For those who have until now been stuck under particularly weighty rocks, President Obama delivered a speech last Thursday from Cairo University with the intent of addressing the perceived rift between the United States and the Islamic world.
Video of the entire speech is available on YouTube, courtesy of the White House's newly invigorated Web 2.0 information campaign. Coincidentally, the hour-long address was also made available live worldwide via SMS text message. Hopefully anyone who signed up has an unlimited plan.
Obama's discussion of the Israeli-Palestinian conflict served as the evening's sole surprise. In a departure from previous U.S. policy, the president made clear a call for the absolute cessation of expansion of Jewish settlements in the West Bank, signaling a cooling in relations between the U.S. and Israel. While this particular conflict is only one of seven issues which Obama highlighted as comprising the wedge that exists between Islam and the U.S., it may be the most injurious, especially among the Arab contingent of the Muslim world.
Hearing the same words from George W. Bush would have been cause for a great deal of eye-rolling and nose-thumbing. However, Obama has been given a carte blanch among Muslims thanks to his tenable connection to their religion, having been born a Muslim to a father of the faith, and partially raised in Indonesia, a Muslim-majority country. And while skepticism about the true aim of U.S. initiatives remains, Obama now does indeed have the ear of Muslim peoples around the globe, having voiced a deep respect for their history and culture, and honoring them by appearing in person in Cairo to address them.
Why should it matter if Obama gains the support of Muslim populations around the globe? It means that Arab leaders can work with the U.S. on key global issues without angering their constituents and losing popular support, and it defuses the vitriolic arguments of anti-U.S. extremists around the globe.

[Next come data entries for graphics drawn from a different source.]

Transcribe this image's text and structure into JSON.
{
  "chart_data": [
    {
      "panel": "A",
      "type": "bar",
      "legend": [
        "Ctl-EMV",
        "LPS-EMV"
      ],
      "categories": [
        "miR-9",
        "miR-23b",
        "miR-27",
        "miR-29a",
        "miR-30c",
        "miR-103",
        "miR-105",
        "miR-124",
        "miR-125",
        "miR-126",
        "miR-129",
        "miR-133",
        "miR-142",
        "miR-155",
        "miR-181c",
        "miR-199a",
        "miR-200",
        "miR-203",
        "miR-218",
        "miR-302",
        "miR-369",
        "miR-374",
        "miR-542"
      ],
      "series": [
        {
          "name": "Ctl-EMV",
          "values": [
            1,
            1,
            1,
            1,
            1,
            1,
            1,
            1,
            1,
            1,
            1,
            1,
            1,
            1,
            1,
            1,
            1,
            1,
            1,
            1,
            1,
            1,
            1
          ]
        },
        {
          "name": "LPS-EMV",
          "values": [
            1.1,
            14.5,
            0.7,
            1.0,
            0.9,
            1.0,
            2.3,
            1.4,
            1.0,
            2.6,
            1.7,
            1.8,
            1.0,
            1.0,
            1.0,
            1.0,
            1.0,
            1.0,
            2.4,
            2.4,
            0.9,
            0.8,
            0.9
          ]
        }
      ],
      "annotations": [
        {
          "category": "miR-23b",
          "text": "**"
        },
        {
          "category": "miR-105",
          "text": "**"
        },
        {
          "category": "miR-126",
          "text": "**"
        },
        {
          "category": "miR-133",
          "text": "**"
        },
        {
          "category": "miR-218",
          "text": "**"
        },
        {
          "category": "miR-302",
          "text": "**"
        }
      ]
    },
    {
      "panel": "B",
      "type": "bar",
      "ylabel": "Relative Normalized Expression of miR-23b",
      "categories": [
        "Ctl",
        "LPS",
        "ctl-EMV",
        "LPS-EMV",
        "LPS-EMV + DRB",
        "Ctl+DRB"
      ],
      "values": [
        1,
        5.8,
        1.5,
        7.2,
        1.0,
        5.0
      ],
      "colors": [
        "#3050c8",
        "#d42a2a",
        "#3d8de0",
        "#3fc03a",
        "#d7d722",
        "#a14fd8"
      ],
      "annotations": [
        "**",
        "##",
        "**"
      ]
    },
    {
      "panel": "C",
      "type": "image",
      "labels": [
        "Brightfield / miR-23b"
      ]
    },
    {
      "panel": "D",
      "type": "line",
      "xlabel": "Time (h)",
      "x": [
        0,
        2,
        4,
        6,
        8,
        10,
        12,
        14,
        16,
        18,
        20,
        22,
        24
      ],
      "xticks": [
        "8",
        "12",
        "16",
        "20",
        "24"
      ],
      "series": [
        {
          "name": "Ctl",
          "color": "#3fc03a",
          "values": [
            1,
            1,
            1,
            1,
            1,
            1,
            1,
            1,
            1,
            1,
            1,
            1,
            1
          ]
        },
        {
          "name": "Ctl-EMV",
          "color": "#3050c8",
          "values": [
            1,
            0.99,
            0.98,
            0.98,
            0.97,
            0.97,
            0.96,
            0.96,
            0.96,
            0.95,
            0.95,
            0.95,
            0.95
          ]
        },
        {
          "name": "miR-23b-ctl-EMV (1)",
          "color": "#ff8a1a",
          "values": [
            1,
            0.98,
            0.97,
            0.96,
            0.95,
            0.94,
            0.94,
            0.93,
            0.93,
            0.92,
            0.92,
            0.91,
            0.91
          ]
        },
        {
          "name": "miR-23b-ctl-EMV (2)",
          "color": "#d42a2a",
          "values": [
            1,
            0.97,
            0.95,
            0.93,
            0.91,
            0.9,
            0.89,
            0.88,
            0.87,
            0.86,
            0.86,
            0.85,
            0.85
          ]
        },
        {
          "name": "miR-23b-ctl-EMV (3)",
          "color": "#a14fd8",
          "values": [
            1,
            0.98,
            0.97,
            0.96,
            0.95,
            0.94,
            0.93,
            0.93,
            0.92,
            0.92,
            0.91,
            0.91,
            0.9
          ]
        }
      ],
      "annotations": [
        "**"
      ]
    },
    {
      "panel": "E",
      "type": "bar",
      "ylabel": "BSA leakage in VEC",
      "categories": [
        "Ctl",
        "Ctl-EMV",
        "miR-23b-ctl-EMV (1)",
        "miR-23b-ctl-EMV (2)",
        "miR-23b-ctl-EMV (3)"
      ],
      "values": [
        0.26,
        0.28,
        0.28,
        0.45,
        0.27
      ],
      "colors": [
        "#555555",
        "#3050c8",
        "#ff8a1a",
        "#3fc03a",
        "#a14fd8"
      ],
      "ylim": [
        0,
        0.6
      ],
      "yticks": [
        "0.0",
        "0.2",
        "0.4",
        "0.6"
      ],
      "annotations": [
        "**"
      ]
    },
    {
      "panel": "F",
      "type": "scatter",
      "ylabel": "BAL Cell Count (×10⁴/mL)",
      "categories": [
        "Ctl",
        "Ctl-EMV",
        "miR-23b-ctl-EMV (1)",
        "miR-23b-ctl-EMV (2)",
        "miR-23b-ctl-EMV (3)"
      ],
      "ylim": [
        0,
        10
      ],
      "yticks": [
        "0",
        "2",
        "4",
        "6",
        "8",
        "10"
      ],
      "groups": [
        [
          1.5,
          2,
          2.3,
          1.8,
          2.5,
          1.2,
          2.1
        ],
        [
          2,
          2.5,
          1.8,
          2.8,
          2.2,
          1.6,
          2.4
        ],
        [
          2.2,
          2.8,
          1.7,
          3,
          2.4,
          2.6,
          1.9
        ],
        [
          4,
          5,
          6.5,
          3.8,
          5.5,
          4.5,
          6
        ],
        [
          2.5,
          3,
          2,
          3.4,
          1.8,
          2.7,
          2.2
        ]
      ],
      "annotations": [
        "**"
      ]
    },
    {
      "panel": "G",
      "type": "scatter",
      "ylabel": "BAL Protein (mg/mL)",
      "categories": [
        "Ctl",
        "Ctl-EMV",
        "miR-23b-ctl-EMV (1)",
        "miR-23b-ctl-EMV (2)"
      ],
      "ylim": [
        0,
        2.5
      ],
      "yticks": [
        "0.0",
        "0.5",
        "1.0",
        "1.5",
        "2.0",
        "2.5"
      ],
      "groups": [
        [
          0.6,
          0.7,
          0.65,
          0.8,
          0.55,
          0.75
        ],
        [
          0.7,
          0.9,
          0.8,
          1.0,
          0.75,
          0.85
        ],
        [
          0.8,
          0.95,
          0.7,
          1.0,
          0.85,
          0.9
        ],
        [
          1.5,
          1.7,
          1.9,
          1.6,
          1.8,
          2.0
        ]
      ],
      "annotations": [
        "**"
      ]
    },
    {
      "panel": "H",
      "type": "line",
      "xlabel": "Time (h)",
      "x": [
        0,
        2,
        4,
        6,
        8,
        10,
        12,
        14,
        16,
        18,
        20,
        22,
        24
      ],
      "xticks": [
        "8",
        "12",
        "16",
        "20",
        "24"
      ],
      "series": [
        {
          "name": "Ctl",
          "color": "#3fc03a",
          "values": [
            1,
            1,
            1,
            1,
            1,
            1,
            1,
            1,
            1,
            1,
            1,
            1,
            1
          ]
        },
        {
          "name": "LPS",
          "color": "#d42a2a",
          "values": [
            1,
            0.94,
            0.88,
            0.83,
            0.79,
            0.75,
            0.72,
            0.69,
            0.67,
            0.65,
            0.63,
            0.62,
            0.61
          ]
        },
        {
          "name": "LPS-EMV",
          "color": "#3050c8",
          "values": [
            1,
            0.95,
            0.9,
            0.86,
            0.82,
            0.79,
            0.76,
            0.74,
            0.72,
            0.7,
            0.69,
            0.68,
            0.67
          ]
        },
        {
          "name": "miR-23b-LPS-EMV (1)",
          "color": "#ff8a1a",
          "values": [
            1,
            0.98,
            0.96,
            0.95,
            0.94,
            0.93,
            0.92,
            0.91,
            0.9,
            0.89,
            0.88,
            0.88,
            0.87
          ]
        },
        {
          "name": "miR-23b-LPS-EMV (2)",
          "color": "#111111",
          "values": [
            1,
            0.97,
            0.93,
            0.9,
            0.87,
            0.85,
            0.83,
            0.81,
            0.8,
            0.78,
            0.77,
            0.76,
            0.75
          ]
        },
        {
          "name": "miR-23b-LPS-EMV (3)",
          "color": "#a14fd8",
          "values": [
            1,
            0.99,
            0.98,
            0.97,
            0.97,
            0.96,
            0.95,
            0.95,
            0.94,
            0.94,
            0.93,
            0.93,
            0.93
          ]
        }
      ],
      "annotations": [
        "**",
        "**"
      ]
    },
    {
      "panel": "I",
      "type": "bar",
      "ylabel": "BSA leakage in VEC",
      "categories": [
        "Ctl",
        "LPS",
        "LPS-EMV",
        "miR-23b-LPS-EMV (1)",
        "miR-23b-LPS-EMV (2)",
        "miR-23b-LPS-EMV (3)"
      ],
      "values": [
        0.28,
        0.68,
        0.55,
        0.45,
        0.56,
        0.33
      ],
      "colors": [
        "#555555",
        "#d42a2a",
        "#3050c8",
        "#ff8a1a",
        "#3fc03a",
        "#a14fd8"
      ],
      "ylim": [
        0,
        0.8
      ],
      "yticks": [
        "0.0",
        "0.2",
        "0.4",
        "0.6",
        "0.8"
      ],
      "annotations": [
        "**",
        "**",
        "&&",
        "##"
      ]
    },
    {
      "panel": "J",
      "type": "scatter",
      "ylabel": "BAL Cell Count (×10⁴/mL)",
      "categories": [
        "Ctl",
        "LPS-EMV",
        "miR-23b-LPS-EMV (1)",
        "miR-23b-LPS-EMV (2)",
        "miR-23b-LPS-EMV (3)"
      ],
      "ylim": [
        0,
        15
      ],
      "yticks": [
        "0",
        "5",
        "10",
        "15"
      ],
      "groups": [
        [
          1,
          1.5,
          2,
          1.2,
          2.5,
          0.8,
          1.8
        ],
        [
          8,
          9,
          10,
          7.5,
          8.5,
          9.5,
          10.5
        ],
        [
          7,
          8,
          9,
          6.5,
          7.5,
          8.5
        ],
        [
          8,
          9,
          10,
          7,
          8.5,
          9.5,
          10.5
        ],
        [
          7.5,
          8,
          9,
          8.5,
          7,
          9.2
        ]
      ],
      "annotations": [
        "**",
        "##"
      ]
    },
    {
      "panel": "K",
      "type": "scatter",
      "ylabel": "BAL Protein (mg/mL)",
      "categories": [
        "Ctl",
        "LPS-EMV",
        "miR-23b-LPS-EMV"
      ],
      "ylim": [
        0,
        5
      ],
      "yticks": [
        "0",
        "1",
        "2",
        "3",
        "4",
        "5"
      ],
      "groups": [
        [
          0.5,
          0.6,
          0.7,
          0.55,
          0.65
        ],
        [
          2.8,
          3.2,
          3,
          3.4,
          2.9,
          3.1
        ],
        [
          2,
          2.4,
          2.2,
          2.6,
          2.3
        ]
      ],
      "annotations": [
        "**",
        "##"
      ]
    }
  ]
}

Most importantly, it means that key U.S. foreign policy goals like amelioration in the Israel-Palestine conflict become much more achievable. How? It allows the U.S. to reposition itself not as a global hegemon with a myopic interest in backing Israel, but as an even-handed third party, to whom giving a little at the negotiating table won't mean kicking the hornets' nest back home for Arab leaders.
This raises another question: Are the U.S. and Israel really at loggerheads over the issue of West Bank settlements, or is the apparent cooling in their relationship a coordinated effort to defuse Arab anger and move the peace process forward? That seems unlikely, given Netenyahu's position as head of the hard-line Likud Party, which took over Israel's government by a thin majority last month. Given the fact that the resulting government has a rather weak mandate, it would be difficult to make grand departures from party platform, unless he does so at proverbial gunpoint, i.e., in the event that his country's principal patron, the U.S., makes hard demands. Netenyahu is due to give a major foreign policy related speech this coming Sunday, so watch that for developments in the situation.
As for how far Obama's speech will go toward turning Muslim opinion for the U.S., it depends on two factors: how well the State Department is able to promote U.S. interests among Muslim populations, and how much Obama's political clout can actually get him among the Arab nations.
So far, most reactions are along the lines of "I'll believe it when I see it." I feel the same way.